Berlin - Mit einer trostlosen Nullnummer gegen den RC Lens hat Hertha BSC die Chance verpasst, vorzeitig die Weichen für ein Überwintern im UEFA-Pokal zu stellen.
Nach seiner enttäuschenden und mit gellenden Pfiffen bedachten Vorstellung gegen den französischen UI-Cup-Sieger vor nur 18 514 Zuschauern im Olympiastadion muss der Berliner Fußball-Bundesligist im nächsten Spiel der Gruppe C bei Sampdoria Genua unbedingt punkten, um den Einzug in die K.o.-Runde des Wettbewerbs nicht aufs Spiel zu setzen.
Wir hatten zu viel Respekt, aber wir können die nötigen Punkte noch machen, kündigte Hertha-Trainer Falko Götz eine Trotzreaktion für die Partie in Genua an. Es war mit Sicherheit kein Leckerbissen, aber Lens ist auch keine Mäusetruppe. Wir müssen zufrieden sein, gab Niko Kovac zu, während Yildiray Bastürk einräumte: Es gibt solche Tage, da kommt man überhaupt nicht ins Spiel.
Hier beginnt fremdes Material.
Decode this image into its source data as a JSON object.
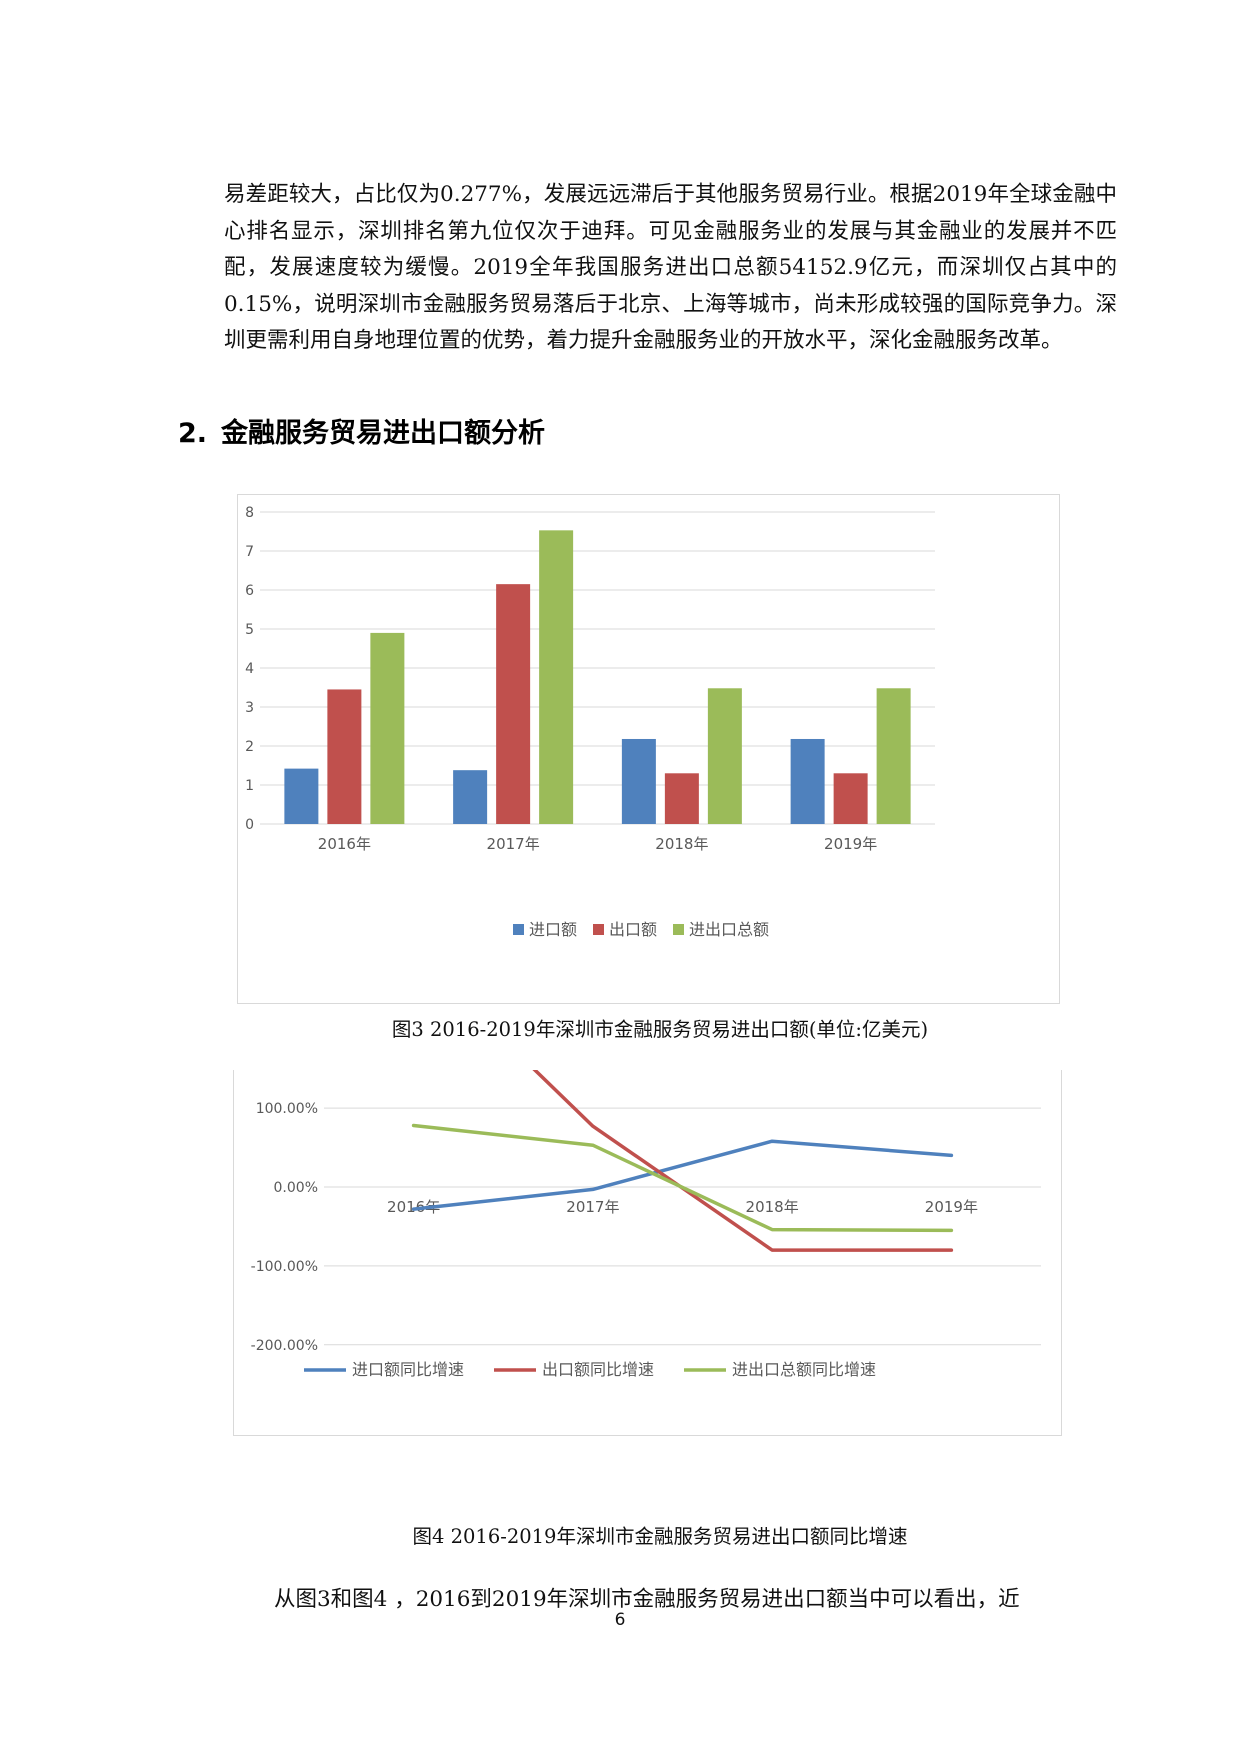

Weil das Spiel an dem leicht angeschlagenen Marcelinho im Mittelfeld vorbei lief, kamen die Berliner im ersten Europacup-Duell gegen eine französische Mannschaft nicht auf Touren. Das Team wirkte wie bei der 0:2-Pleite bei Borussia Dortmund verunsichert und ohne Durchschlagskraft. Auch Götz Maßnahme, mit dem Einsatz von Bastürk in der Startelf das spielerische Element zu beleben, zahlte sich nicht aus. Die Berliner verstanden es zu keiner Zeit, den Gegner unter Druck zu setzen.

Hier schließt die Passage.